Electricity markets, unlike other commodity and good markets, need to be operated under very strict and rather difficult-to-control physical, technical and operational constraints (instantaneous power balance without storage possibilities, grid-structure depended power flows, voltage and reactive power control, stability and security requirements).

The new competitive dimension of the electric industry poses new challenges to the technical design and the operation of power systems, from one side, and, from the other, the physical constraints may pose boundaries to the efficient economic operation of the market. This interaction between the “physical” and the “economic” layer is absolutely specific of this context and need to be properly addressed, providing a mixed background in which both the economic and engineering aspects along with the interrelationships need to be considered. Moreover, the market context, characterized by a large number of market players interacting in different ways on a physical network that provides limitation and wide impacts both on the interactions and on the final efficiency of the market, defines a typical complex scenarios in which the traditional analytical approaches fail in modeling the market and its performance; approaches and models based on Game Theory (GT) and Complexity Theories, such as Multi Agent Systems (MAS) and Complex Networks (CN), provide a sound environment for the simulation and assessment of competitive electricity markets.
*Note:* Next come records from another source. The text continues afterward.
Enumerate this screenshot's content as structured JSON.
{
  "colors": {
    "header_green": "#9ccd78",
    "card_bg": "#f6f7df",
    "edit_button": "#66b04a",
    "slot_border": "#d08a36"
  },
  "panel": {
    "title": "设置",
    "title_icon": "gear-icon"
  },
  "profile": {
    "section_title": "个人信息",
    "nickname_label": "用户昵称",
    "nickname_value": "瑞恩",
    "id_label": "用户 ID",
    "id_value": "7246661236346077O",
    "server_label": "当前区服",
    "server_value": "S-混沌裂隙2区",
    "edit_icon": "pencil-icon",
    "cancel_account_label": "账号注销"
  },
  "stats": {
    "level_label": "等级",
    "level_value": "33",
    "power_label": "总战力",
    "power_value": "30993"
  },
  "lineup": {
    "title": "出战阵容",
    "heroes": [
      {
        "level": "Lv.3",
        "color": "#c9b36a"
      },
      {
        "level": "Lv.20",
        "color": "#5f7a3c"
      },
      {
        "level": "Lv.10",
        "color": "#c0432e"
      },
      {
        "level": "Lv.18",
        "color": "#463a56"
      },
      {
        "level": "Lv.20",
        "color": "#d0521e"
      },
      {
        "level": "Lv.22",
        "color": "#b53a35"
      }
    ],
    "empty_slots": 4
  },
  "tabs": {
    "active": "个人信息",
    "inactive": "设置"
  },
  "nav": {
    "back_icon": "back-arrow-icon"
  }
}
The Summer School aims to propose a joint training activity, in the area of electricity markets, to be undertaken jointly by Politecnico di Torino (PdT), Shanghai Jiao Tong University (SJTU), and The University of Hong Kong (UHK). The School in organized in the framework of the “Italy–China–India Triangular Internationalization Project” supported by the Italian Ministry of University and Scientific Research and is a part of the Joint Doctoral Program in Electrical Engineering between PdT and SJTU and the European projects GIACS and ONCE-CS.